SEPENGGAL DALAM RENUNGAN


pukul 07.22

lima rel berjajar melintang timur barat. nampak beberapa gerbong tergolek seperti tumpukan barang rongsokan. segelas coffemix yang kubeli 15 menit lalu, kini tinggal separo. mungkin karena aku terlalu serius memikirkan arti "8 165" yang tertulis pada balok putih seukuran batu nisan. tapi ini bukan sebuah pemakaman. dan sangat jauh dari tanah pekuburan. sebenarnya, justru akulah yang ingin memakamkan diri dalam kubangan cinta hingga tak lagi kurasakan getaran itu.

dua puluh delapan menit berlalu, aku memasuki sebuah tempat bernama BRAMBANAN. nama yang aneh kan? kupikir Prambanan. tapi mungkinkah petugas pencetak palang itu salah tulis? lepas dari semua itu, dari sini aku dapat melihat jelas sembulan puncak gunung. entah gunung apa itu. mungkin merapi.

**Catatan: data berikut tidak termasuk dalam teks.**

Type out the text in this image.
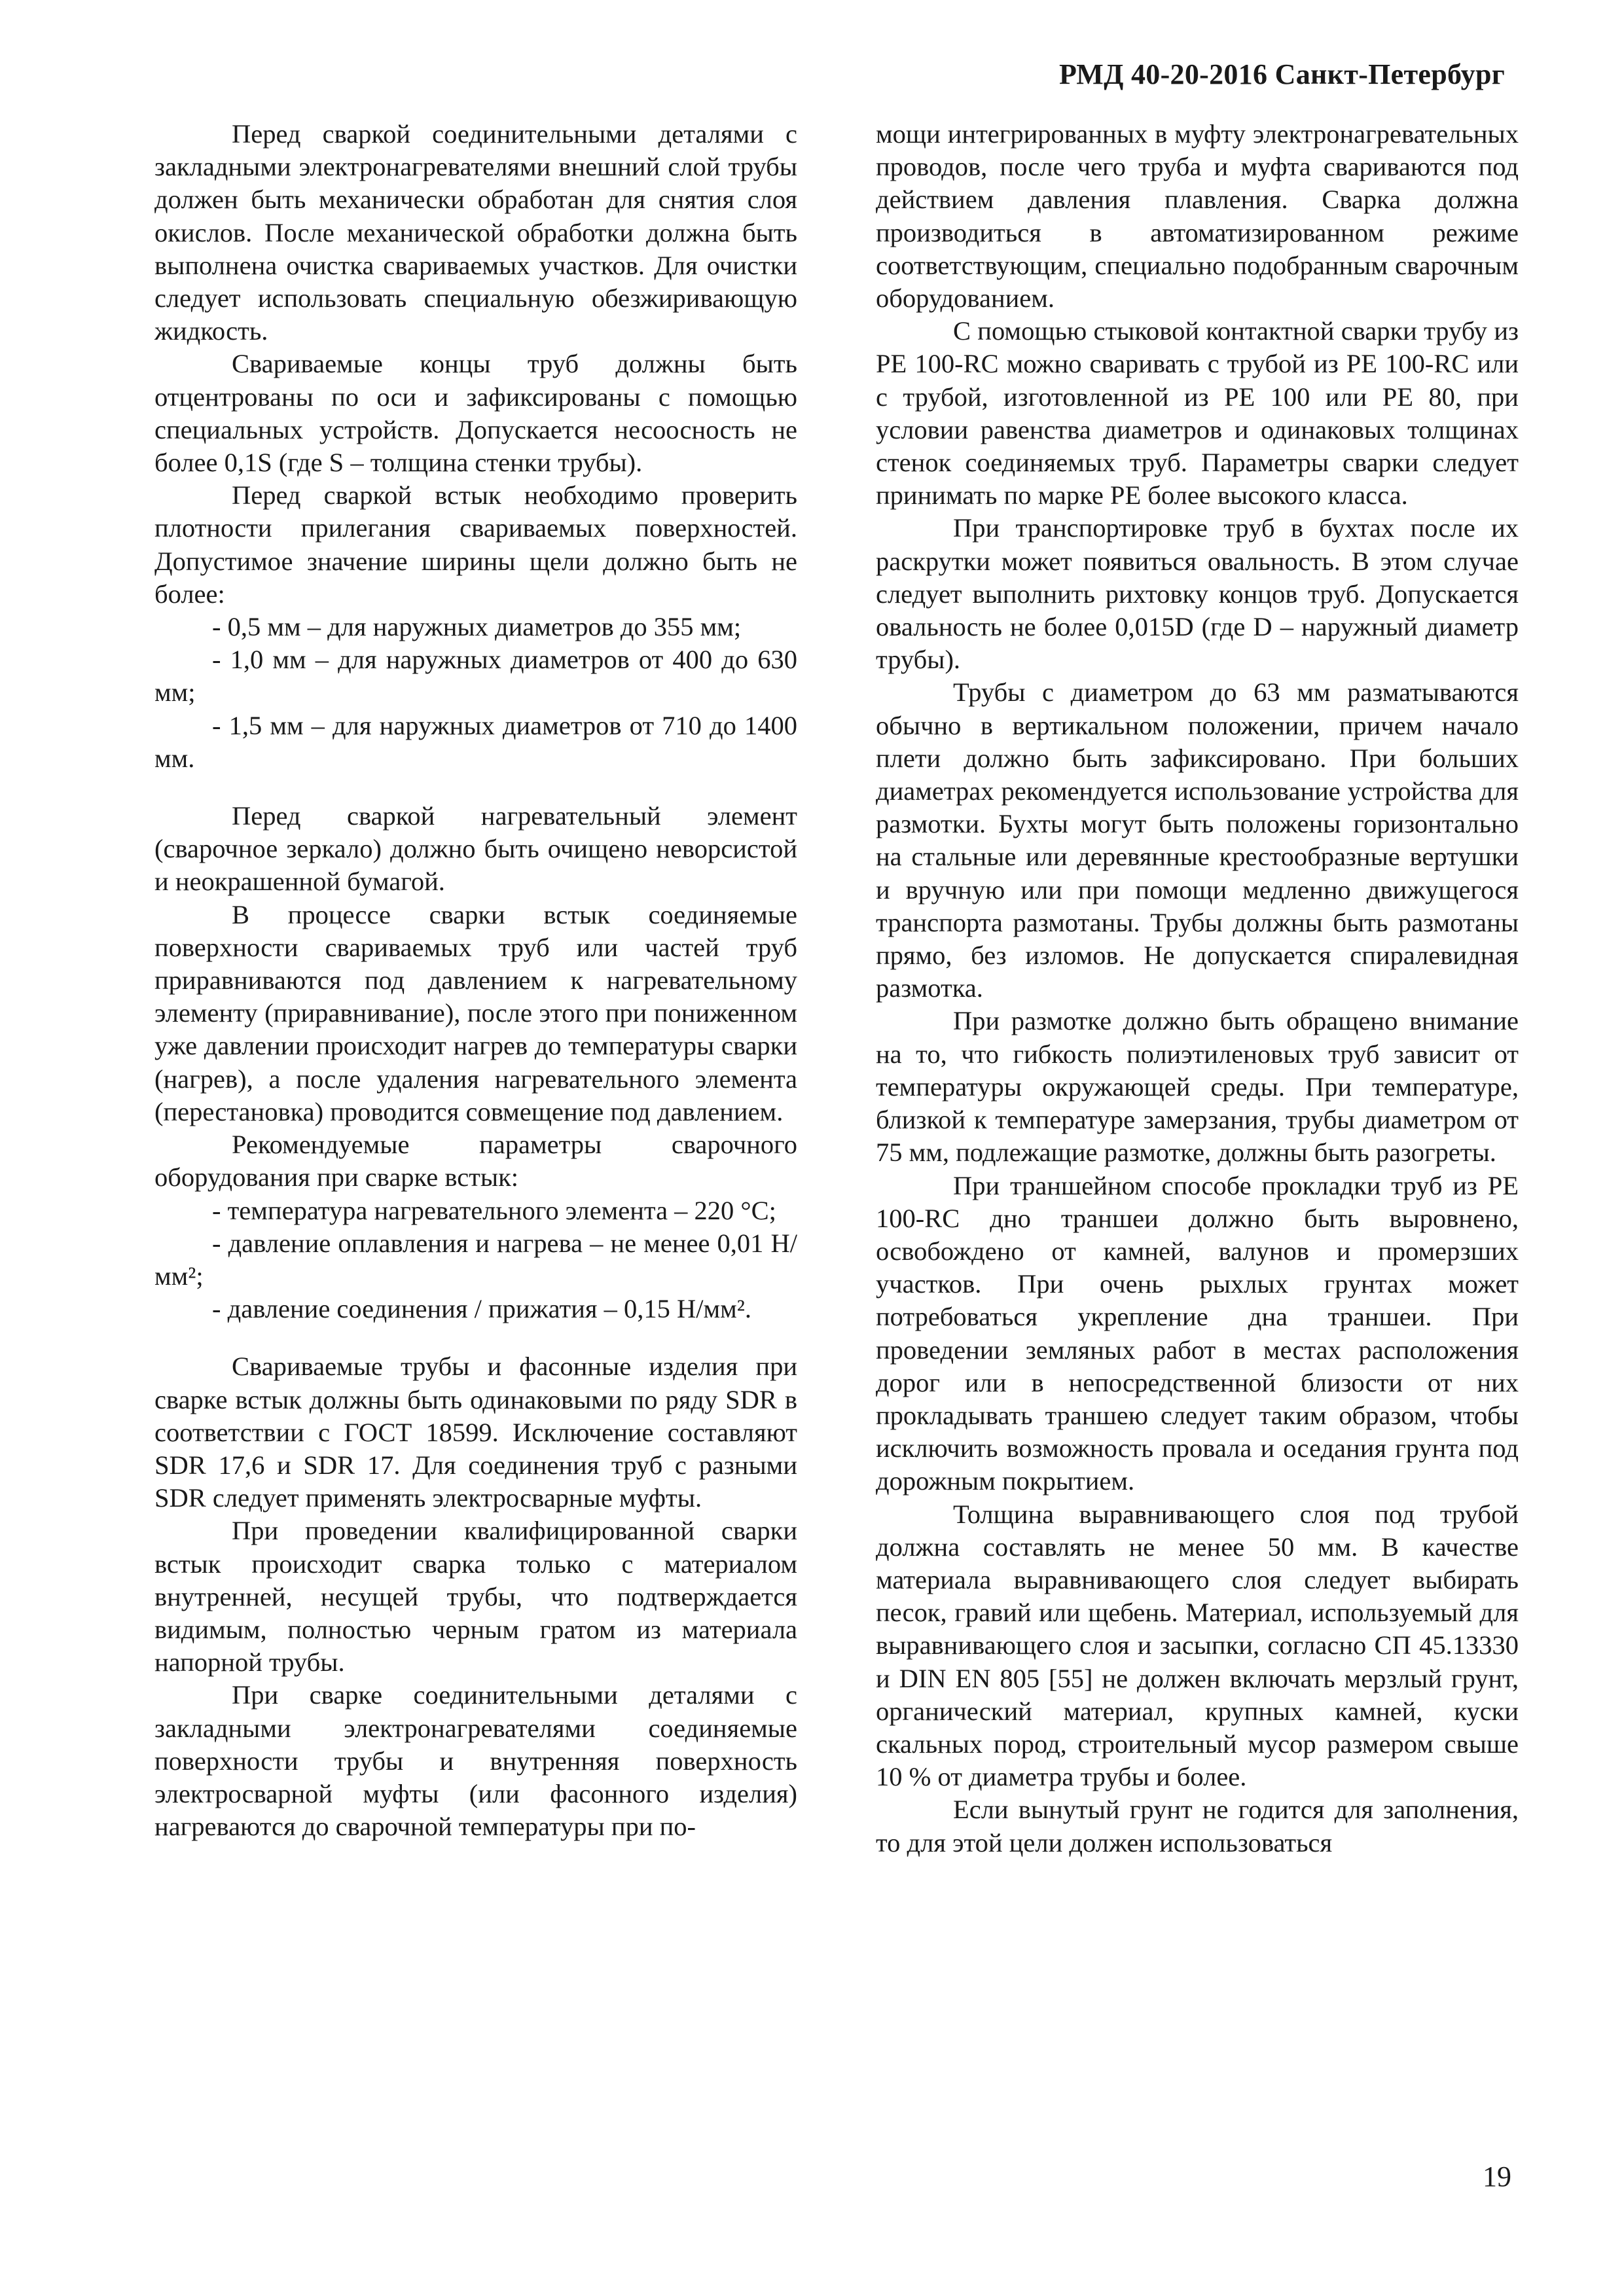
РМД 40-20-2016 Санкт-Петербург

Перед сваркой соединительными деталями с закладными электронагревателями внешний слой трубы должен быть механически обработан для снятия слоя окислов. После механической обработки должна быть выполнена очистка свариваемых участков. Для очистки следует использовать специальную обезжиривающую жидкость.

Свариваемые концы труб должны быть отцентрованы по оси и зафиксированы с помощью специальных устройств. Допускается несоосность не более 0,1S (где S – толщина стенки трубы).

Перед сваркой встык необходимо проверить плотности прилегания свариваемых поверхностей. Допустимое значение ширины щели должно быть не более:

- 0,5 мм – для наружных диаметров до 355 мм;

- 1,0 мм – для наружных диаметров от 400 до 630 мм;

- 1,5 мм – для наружных диаметров от 710 до 1400 мм.

Перед сваркой нагревательный элемент (сварочное зеркало) должно быть очищено неворсистой и неокрашенной бумагой.

В процессе сварки встык соединяемые поверхности свариваемых труб или частей труб приравниваются под давлением к нагревательному элементу (приравнивание), после этого при пониженном уже давлении происходит нагрев до температуры сварки (нагрев), а после удаления нагревательного элемента (перестановка) проводится совмещение под давлением.

Рекомендуемые параметры сварочного оборудования при сварке встык:

- температура нагревательного элемента – 220 °С;

- давление оплавления и нагрева – не менее 0,01 Н/мм²;

- давление соединения / прижатия – 0,15 Н/мм².

Свариваемые трубы и фасонные изделия при сварке встык должны быть одинаковыми по ряду SDR в соответствии с ГОСТ 18599. Исключение составляют SDR 17,6 и SDR 17. Для соединения труб с разными SDR следует применять электросварные муфты.

При проведении квалифицированной сварки встык происходит сварка только с материалом внутренней, несущей трубы, что подтверждается видимым, полностью черным гратом из материала напорной трубы.

При сварке соединительными деталями с закладными электронагревателями соединяемые поверхности трубы и внутренняя поверхность электросварной муфты (или фасонного изделия) нагреваются до сварочной температуры при по-

мощи интегрированных в муфту электронагревательных проводов, после чего труба и муфта свариваются под действием давления плавления. Сварка должна производиться в автоматизированном режиме соответствующим, специально подобранным сварочным оборудованием.

С помощью стыковой контактной сварки трубу из PE 100-RC можно сваривать с трубой из PE 100-RC или с трубой, изготовленной из PE 100 или PE 80, при условии равенства диаметров и одинаковых толщинах стенок соединяемых труб. Параметры сварки следует принимать по марке PE более высокого класса.

При транспортировке труб в бухтах после их раскрутки может появиться овальность. В этом случае следует выполнить рихтовку концов труб. Допускается овальность не более 0,015D (где D – наружный диаметр трубы).

Трубы с диаметром до 63 мм разматываются обычно в вертикальном положении, причем начало плети должно быть зафиксировано. При больших диаметрах рекомендуется использование устройства для размотки. Бухты могут быть положены горизонтально на стальные или деревянные крестообразные вертушки и вручную или при помощи медленно движущегося транспорта размотаны. Трубы должны быть размотаны прямо, без изломов. Не допускается спиралевидная размотка.

При размотке должно быть обращено внимание на то, что гибкость полиэтиленовых труб зависит от температуры окружающей среды. При температуре, близкой к температуре замерзания, трубы диаметром от 75 мм, подлежащие размотке, должны быть разогреты.

При траншейном способе прокладки труб из PE 100-RC дно траншеи должно быть выровнено, освобождено от камней, валунов и промерзших участков. При очень рыхлых грунтах может потребоваться укрепление дна траншеи. При проведении земляных работ в местах расположения дорог или в непосредственной близости от них прокладывать траншею следует таким образом, чтобы исключить возможность провала и оседания грунта под дорожным покрытием.

Толщина выравнивающего слоя под трубой должна составлять не менее 50 мм. В качестве материала выравнивающего слоя следует выбирать песок, гравий или щебень. Материал, используемый для выравнивающего слоя и засыпки, согласно СП 45.13330 и DIN EN 805 [55] не должен включать мерзлый грунт, органический материал, крупных камней, куски скальных пород, строительный мусор размером свыше 10 % от диаметра трубы и более.

Если вынутый грунт не годится для заполнения, то для этой цели должен использоваться

19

"Yah...yah... gunung yah." seorang bocah lelaki usia 3 tahun menyeru pada ayahnya. ternyata bukan hanya aku yang melihatnya. anak itu juga mengaguminya.

udara semakin memanas. penjaja makanan mulai datang silih berganti. lima lembar uang seribuan yang menjadi penghuni terakhir dalam dompetku, sudah terganti dengan sebungkus nasi pecel dan coffemix. sarapan pagi di kereta.

"Tuutt..." kereta yang dinanti telah berlalu. Sri Tanjung siap melaju kembali. bukan hanya keluhan para penumpang yang kurasakan, tapi juga kereta ini.

'Kenapa aku dinomorduakan?' teriak Sri, yang kudengar lewat dinding besi berlapis triplek ini.

'Stop!' gertakku dalam hati. 'berhentilah mengeluh.' perlahan kami bergerak menuju timur, dan terus melaju meski sesekali kami berhenti dan sabar menunggu yang nomor satu.